Gedankenlesen auf feminilistisch

Es ist eigentlich kaum noch sinnvoll debattierbar: In der seit jeher stramm feministischen TAZ versuchen sich drei Redakteure (2 Femis, 1 Mangina) gleichzeitig an einer Würdigung des jüngsten Vorfalls von »sexueller Belästigung« durch den US-Comedian Aziz Ansari.

Kurz zum Sachverhalt: Weil eine Frau sich nach einem vergeigten Schäferstündchen mit ihm schlecht fühlte, konstruierte eine Internetseite daraus eine üble Anschuldigungs-Kampagne gegen Ansari. Die betroffene Frau sprach davon, die »schlimmste Nacht ihres Lebens« mit ihm verbracht zu haben. Es gibt nur einen Schönheitsfehler dabei: Anders als bei »echten« Vergewaltigungen hatte die (übrigens anonyme) Frau freiwillig Sex mit diesem Herrn. Sie hat zu keinem Zeitpunkt an diesem Abend ihre Missbilligung geäußert, die Szenerie verlassen, einen Dritten per Telefon kontaktiert o.ä. Die einzige »Schuld«, die man Ansari ankreiden kann, ist die Tatsache, dass er, wie es die CNN-Reporterin Ashleigh Banfield bezeichnete, die Gedanken seiner Sexpartnerin nicht lesen konnte. Die Frau, die aktiv mitmachte, hat schlichtweg nicht »Nein« gesagt. Er konnte, zumindest der Faktenlage nach, nicht wissen, dass sie das Gefummel eigentlich im Nachhinein doch nicht so wirklich wollte.

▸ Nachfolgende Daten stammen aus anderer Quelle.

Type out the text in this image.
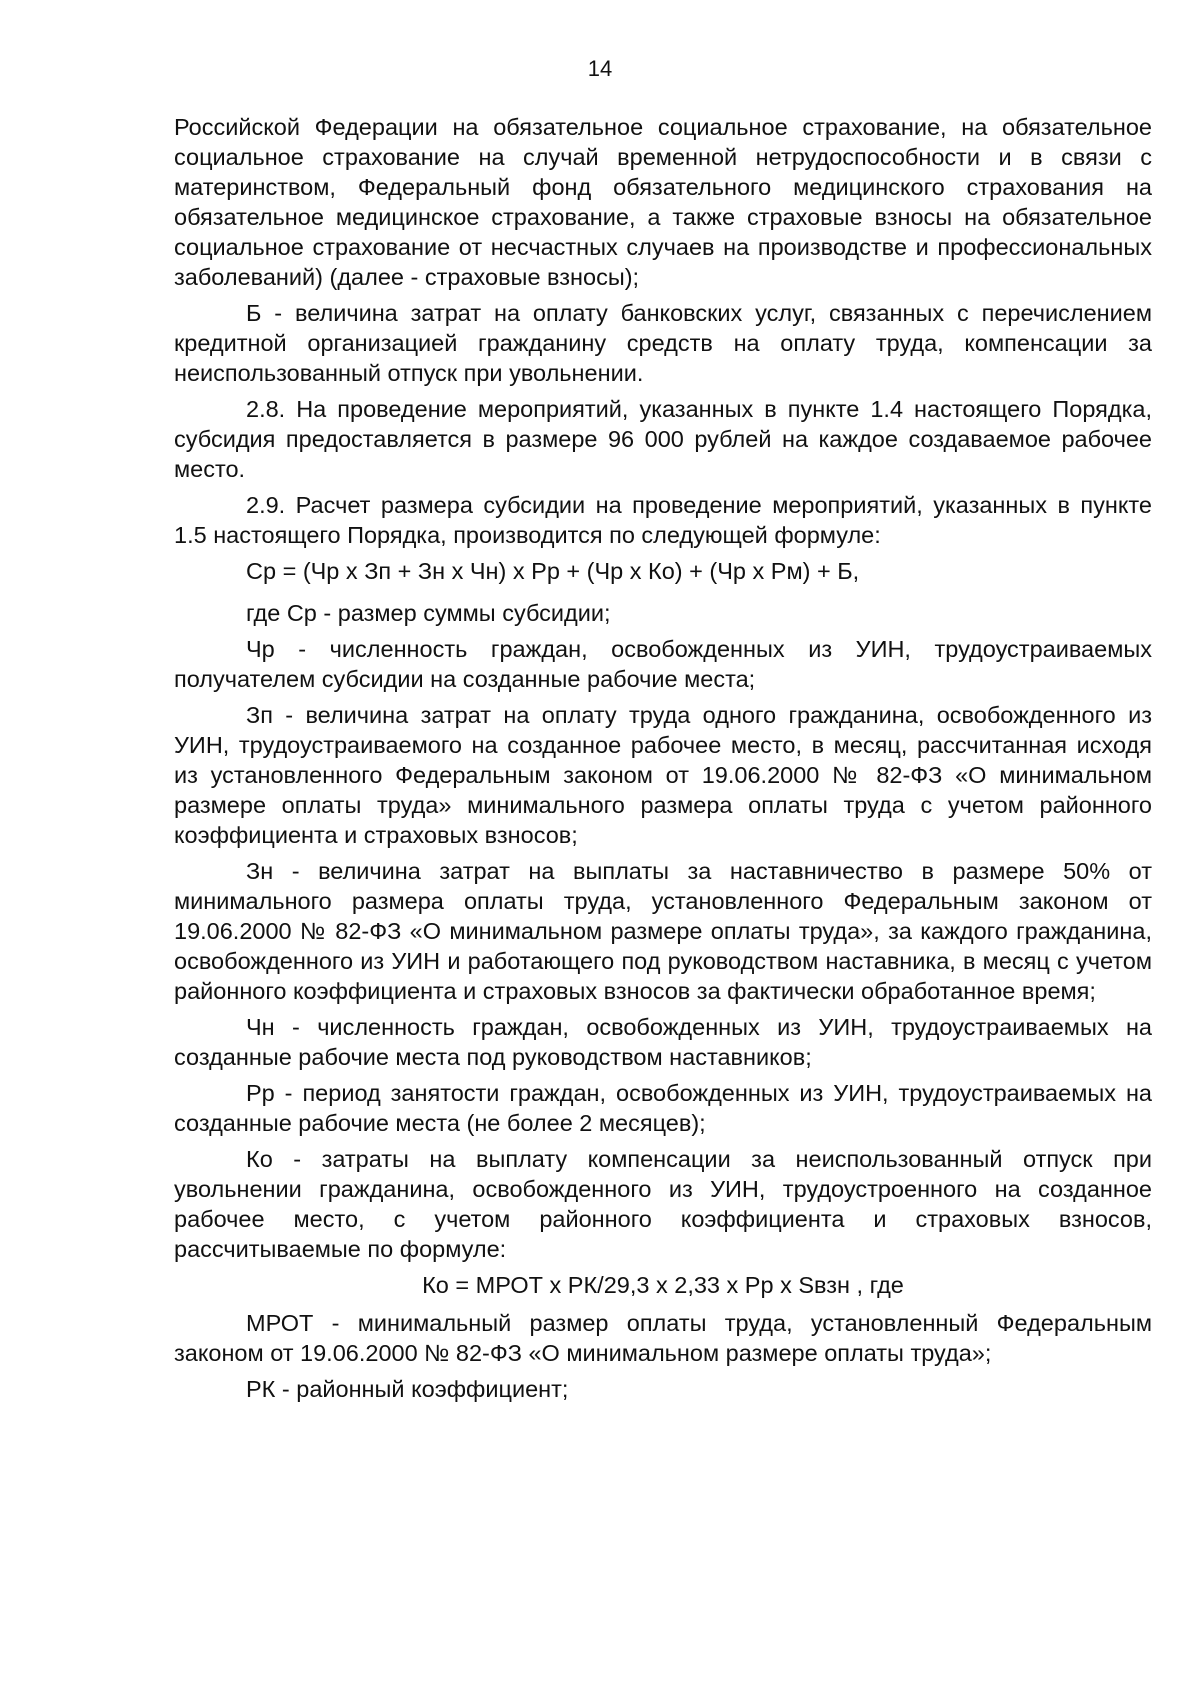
14

Российской Федерации на обязательное социальное страхование, на обязательное социальное страхование на случай временной нетрудоспособности и в связи с материнством, Федеральный фонд обязательного медицинского страхования на обязательное медицинское страхование, а также страховые взносы на обязательное социальное страхование от несчастных случаев на производстве и профессиональных заболеваний) (далее - страховые взносы);

Б - величина затрат на оплату банковских услуг, связанных с перечислением кредитной организацией гражданину средств на оплату труда, компенсации за неиспользованный отпуск при увольнении.

2.8. На проведение мероприятий, указанных в пункте 1.4 настоящего Порядка, субсидия предоставляется в размере 96 000 рублей на каждое создаваемое рабочее место.

2.9. Расчет размера субсидии на проведение мероприятий, указанных в пункте 1.5 настоящего Порядка, производится по следующей формуле:

Ср = (Чр х Зп + Зн х Чн) х Рр + (Чр х Ко) + (Чр х Рм) + Б,

где Ср - размер суммы субсидии;

Чр - численность граждан, освобожденных из УИН, трудоустраиваемых получателем субсидии на созданные рабочие места;

Зп - величина затрат на оплату труда одного гражданина, освобожденного из УИН, трудоустраиваемого на созданное рабочее место, в месяц, рассчитанная исходя из установленного Федеральным законом от 19.06.2000 № 82-ФЗ «О минимальном размере оплаты труда» минимального размера оплаты труда с учетом районного коэффициента и страховых взносов;

Зн - величина затрат на выплаты за наставничество в размере 50% от минимального размера оплаты труда, установленного Федеральным законом от 19.06.2000 № 82-ФЗ «О минимальном размере оплаты труда», за каждого гражданина, освобожденного из УИН и работающего под руководством наставника, в месяц с учетом районного коэффициента и страховых взносов за фактически обработанное время;

Чн - численность граждан, освобожденных из УИН, трудоустраиваемых на созданные рабочие места под руководством наставников;

Рр - период занятости граждан, освобожденных из УИН, трудоустраиваемых на созданные рабочие места (не более 2 месяцев);

Ко - затраты на выплату компенсации за неиспользованный отпуск при увольнении гражданина, освобожденного из УИН, трудоустроенного на созданное рабочее место, с учетом районного коэффициента и страховых взносов, рассчитываемые по формуле:

Ко = МРОТ х РК/29,3 х 2,33 х Рр х Sвзн , где

МРОТ - минимальный размер оплаты труда, установленный Федеральным законом от 19.06.2000 № 82-ФЗ «О минимальном размере оплаты труда»;

РК - районный коэффициент;
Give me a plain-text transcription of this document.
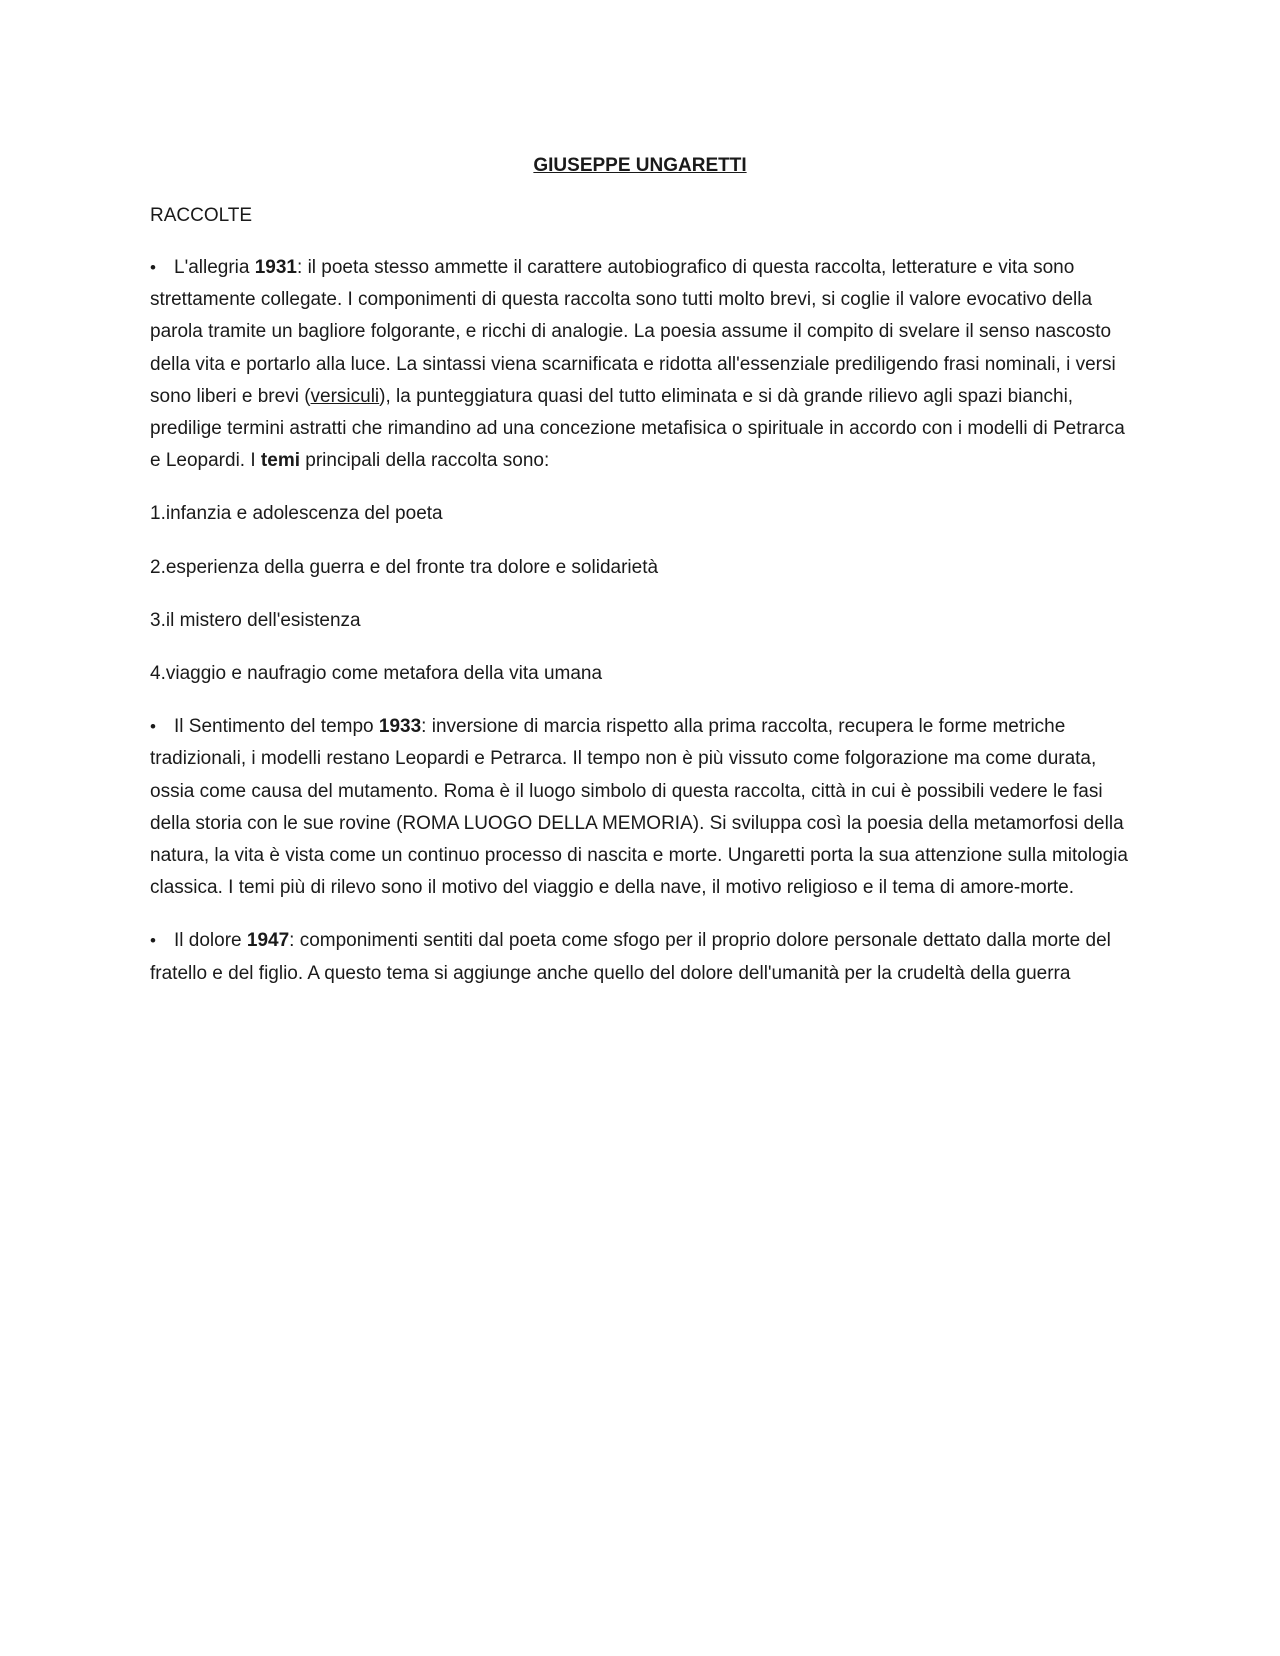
GIUSEPPE UNGARETTI
RACCOLTE

• L'allegria 1931: il poeta stesso ammette il carattere autobiografico di questa raccolta, letterature e vita sono strettamente collegate. I componimenti di questa raccolta sono tutti molto brevi, si coglie il valore evocativo della parola tramite un bagliore folgorante, e ricchi di analogie. La poesia assume il compito di svelare il senso nascosto della vita e portarlo alla luce. La sintassi viena scarnificata e ridotta all'essenziale prediligendo frasi nominali, i versi sono liberi e brevi (versiculi), la punteggiatura quasi del tutto eliminata e si dà grande rilievo agli spazi bianchi, predilige termini astratti che rimandino ad una concezione metafisica o spirituale in accordo con i modelli di Petrarca e Leopardi. I temi principali della raccolta sono:

1.infanzia e adolescenza del poeta

2.esperienza della guerra e del fronte tra dolore e solidarietà

3.il mistero dell'esistenza

4.viaggio e naufragio come metafora della vita umana

• Il Sentimento del tempo 1933: inversione di marcia rispetto alla prima raccolta, recupera le forme metriche tradizionali, i modelli restano Leopardi e Petrarca. Il tempo non è più vissuto come folgorazione ma come durata, ossia come causa del mutamento. Roma è il luogo simbolo di questa raccolta, città in cui è possibili vedere le fasi della storia con le sue rovine (ROMA LUOGO DELLA MEMORIA). Si sviluppa così la poesia della metamorfosi della natura, la vita è vista come un continuo processo di nascita e morte. Ungaretti porta la sua attenzione sulla mitologia classica. I temi più di rilevo sono il motivo del viaggio e della nave, il motivo religioso e il tema di amore-morte.

• Il dolore 1947: componimenti sentiti dal poeta come sfogo per il proprio dolore personale dettato dalla morte del fratello e del figlio. A questo tema si aggiunge anche quello del dolore dell'umanità per la crudeltà della guerra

Was die drei TAZ-Dampfplauderer aus dieser Geschichte konstruieren, ist mehr als abenteuerlich. Ohne rot zu werden, unterstellen sie Ansari, er hätte eben nonverbale Signale von der Frau, die ihm gerade einen blies, wahrnehmen müssen. Das liest sich in diesem tendenziösen Käseblatt dann so:

Aber die Vehemenz, mit der einige nun die Verantwortung in Richtung der Frau schieben, ist eine Form des Victim Blamings: Sie hat Schuld, weil sie nicht Nein gesagt hat. Sie hat Schuld, weil sie mit ihm nach Hause gegangen ist, sich ausgezogen hat.

Weiss (von der New York Times) hat Recht, wenn sie schreibt, dass es in diesem Fall um weibliche Hilflosigkeit geht. Wenn man der Geschichte und ihren Details Glauben schenkt, hat Grace jedoch nonverbal zu verstehen gegeben, dass sie keinen Sex mit Ansari will. Und ist dann doch immer noch einen Schritt weitergegangen, bis sie sich letztendlich dazu durchringen konnte, die Wohnung zu verlassen und in ein Taxi zu steigen.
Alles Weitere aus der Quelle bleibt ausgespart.